Though we are not in the business of predicting the future, it is sometimes very interesting to go back and see how forecasts play out after the fact. Especially when there is a lot of news happening during a short period of time.
First, we had the jobs report released on November 2. The expectations were for an increase of just under 200,000 jobs after a weaker than expected 118,000 added in September (adjusted downward from 134,000 originally reported). The unemployment rate was expected to remain at 3.7%. The numbers came in at 250,000 and 3.7%, respectively. The general assessment was that the report was strong and more than offset the weak growth the previous month due to Hurricane Florence.
Just four days later, we had Election Day on November 6. The forecast was for a changeover in the House with status quo on the Senate side. This prediction was right on point. We also made the remark ahead of time that such a result would not change the divisions in Washington. We can't comment on this prediction because it will take some time for this to play out; however, we are still not optimistic for improvement in this regard.

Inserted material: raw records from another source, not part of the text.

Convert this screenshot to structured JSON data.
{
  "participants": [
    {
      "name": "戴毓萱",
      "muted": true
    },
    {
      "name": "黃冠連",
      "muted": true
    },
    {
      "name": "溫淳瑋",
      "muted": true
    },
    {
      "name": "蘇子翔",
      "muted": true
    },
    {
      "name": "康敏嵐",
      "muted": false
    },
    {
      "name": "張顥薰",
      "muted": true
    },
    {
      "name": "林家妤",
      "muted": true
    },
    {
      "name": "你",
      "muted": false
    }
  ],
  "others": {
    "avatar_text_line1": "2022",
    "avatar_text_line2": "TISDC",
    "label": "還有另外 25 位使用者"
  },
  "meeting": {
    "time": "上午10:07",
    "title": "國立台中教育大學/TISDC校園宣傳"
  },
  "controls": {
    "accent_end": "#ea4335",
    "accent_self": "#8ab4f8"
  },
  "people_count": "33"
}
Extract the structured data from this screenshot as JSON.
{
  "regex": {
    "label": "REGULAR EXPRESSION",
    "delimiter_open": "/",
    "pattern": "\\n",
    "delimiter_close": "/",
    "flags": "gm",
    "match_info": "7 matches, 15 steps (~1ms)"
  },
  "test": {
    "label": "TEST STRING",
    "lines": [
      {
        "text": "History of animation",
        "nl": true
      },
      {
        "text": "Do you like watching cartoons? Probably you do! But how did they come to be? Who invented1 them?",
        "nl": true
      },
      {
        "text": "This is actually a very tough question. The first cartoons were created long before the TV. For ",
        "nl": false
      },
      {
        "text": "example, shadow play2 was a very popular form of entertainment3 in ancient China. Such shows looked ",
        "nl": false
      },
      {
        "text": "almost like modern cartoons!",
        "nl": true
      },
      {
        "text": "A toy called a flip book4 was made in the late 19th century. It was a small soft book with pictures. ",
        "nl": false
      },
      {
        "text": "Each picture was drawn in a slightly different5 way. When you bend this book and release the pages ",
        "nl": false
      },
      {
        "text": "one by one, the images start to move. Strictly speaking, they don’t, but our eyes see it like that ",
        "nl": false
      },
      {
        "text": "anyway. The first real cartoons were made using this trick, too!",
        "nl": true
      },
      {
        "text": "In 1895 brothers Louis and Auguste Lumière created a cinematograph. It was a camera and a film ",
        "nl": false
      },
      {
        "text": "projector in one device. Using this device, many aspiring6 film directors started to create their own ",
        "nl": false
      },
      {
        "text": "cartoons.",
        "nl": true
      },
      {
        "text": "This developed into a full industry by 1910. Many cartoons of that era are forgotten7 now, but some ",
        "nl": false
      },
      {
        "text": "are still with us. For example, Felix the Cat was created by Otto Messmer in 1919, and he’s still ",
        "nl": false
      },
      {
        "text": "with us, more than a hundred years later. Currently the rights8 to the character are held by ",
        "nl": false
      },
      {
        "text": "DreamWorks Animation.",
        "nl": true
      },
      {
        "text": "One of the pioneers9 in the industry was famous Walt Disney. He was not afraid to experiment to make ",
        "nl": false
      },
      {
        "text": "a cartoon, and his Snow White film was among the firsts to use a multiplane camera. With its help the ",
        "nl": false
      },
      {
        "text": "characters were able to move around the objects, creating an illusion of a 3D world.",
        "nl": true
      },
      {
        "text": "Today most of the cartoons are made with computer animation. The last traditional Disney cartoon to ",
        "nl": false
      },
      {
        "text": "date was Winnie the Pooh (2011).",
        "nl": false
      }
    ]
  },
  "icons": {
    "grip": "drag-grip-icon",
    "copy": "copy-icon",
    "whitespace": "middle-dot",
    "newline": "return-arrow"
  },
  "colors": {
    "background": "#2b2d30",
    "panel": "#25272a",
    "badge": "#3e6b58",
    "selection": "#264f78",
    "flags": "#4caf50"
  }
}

Finally, the Federal Reserve Board started their meeting the day after the election. The Fed was expected to keep rates the same for this month, but to continue to raise the possibility of a fourth increase in December. Again, this forecast was right on. Actually, the Fed announcement after the meeting did not seem to lower the probability of another hike in December. So, what was the reaction to all this news? Looking at the stock market as one indicator, stocks had a very volatile and down month in October, but started to rally as the month closed. Stocks continued that rally past election day -- but paused after the Fed decision.